Walter Herrmann kennt das schon: 1996 hatte ihn die Stadt Köln von der Domplatte geräumt. Deswegen ist er auch flexibel. Nur wenige Minuten später kam er zum Ärger der Beamten mit neu gebastelten Schildern und anderen Antikriegstafeln an, die Geschehnisse wiederholten sich noch ein weiteres Mal.

Begonnen hatte die „Klagemauer für den Frieden“ 1991 zu Beginn des ersten Golfkrieges in Köln. 1998 wurde der ehemalige Lehrer und Künstler dann durch die Verleihung des Aachener Friedenspreises überregional bekannt. In diesem Jahr setzte sich Amnesty International für ihn in Köln ein, und so konnte er seit Beginn des diesjährigen Golfkriegs wieder auf der Kölner Domplatte stehen.

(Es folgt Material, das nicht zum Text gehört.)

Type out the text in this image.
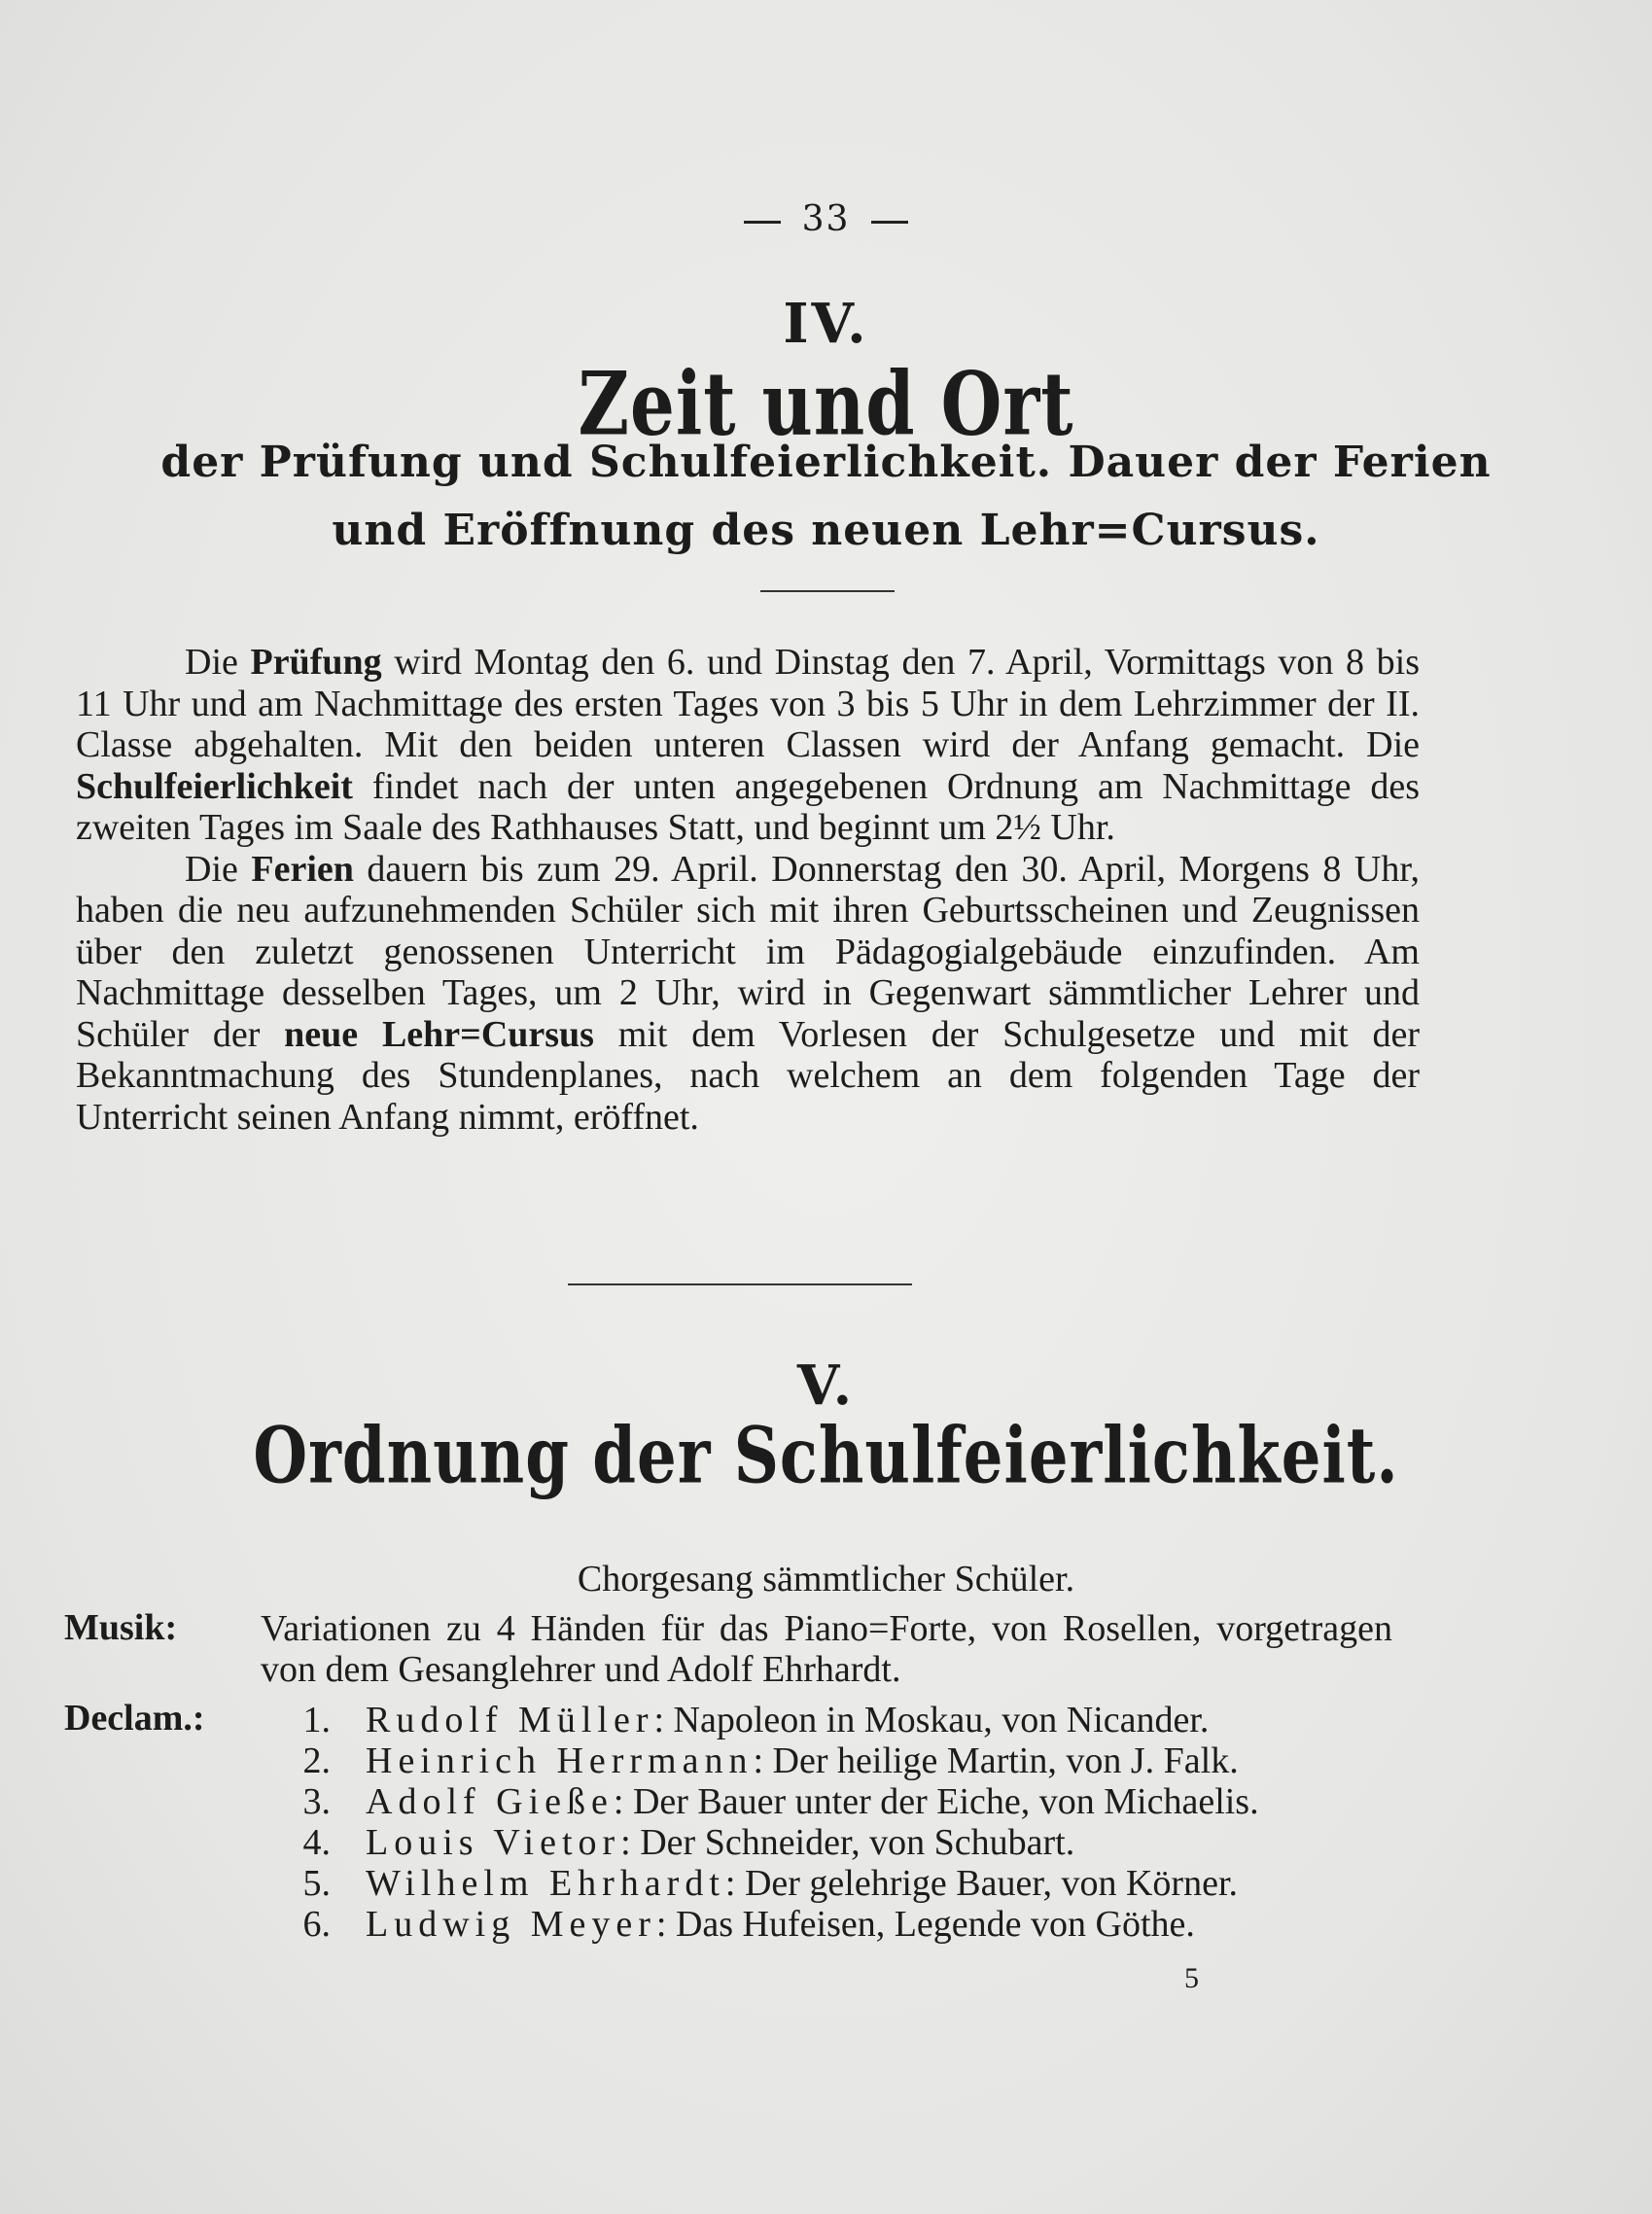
33
IV.
Zeit und Ort
der Prüfung und Schulfeierlichkeit. Dauer der Ferien
und Eröffnung des neuen Lehr=Cursus.

Die Prüfung wird Montag den 6. und Dinstag den 7. April, Vormittags von 8 bis 11 Uhr und am Nachmittage des ersten Tages von 3 bis 5 Uhr in dem Lehrzimmer der II. Classe abgehalten. Mit den beiden unteren Classen wird der Anfang gemacht. Die Schulfeierlichkeit findet nach der unten angegebenen Ordnung am Nachmittage des zweiten Tages im Saale des Rathhauses Statt, und beginnt um 2½ Uhr.

Die Ferien dauern bis zum 29. April. Donnerstag den 30. April, Morgens 8 Uhr, haben die neu aufzunehmenden Schüler sich mit ihren Geburtsscheinen und Zeugnissen über den zuletzt genossenen Unterricht im Pädagogialgebäude einzufinden. Am Nachmittage desselben Tages, um 2 Uhr, wird in Gegenwart sämmtlicher Lehrer und Schüler der neue Lehr=Cursus mit dem Vorlesen der Schulgesetze und mit der Bekanntmachung des Stundenplanes, nach welchem an dem folgenden Tage der Unterricht seinen Anfang nimmt, eröffnet.

V.
Ordnung der Schulfeierlichkeit.
Chorgesang sämmtlicher Schüler.
Musik: Variationen zu 4 Händen für das Piano=Forte, von Rosellen, vorgetragen von dem Gesanglehrer und Adolf Ehrhardt.
Declam.:	1. Rudolf Müller: Napoleon in Moskau, von Nicander.
2. Heinrich Herrmann: Der heilige Martin, von J. Falk.
3. Adolf Gieße: Der Bauer unter der Eiche, von Michaelis.
4. Louis Vietor: Der Schneider, von Schubart.
5. Wilhelm Ehrhardt: Der gelehrige Bauer, von Körner.
6. Ludwig Meyer: Das Hufeisen, Legende von Göthe.
5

„Wir wollen öffentliche Plätze nicht dem Kommerz überlassen, sondern hier eine Diskussion von unten beginnen, die eine Voraussetzung für gesellschaftliche Veränderungen sind.“

Herrmann hat die Herausgabe seiner Tafeln verlangt und eine einstweilige Verfügung dagegen beantragt, dass die Berliner Behörden auf der „Grundlage der Bestimmungen des Versammlungsgesetzes“ gegen seine angemeldete Kundgebung einschreiten. „Wir sind ein Störfaktor für den Kommerz“, erklärt er sich das Verhalten der Polizei, die ihn auch am Sonntag an der Gedächtniskirche nicht aus den Augen ließ. Am Wochenende will er sich am Breitscheidplatz wieder blicken lassen, zur Not mit neuen Schildern.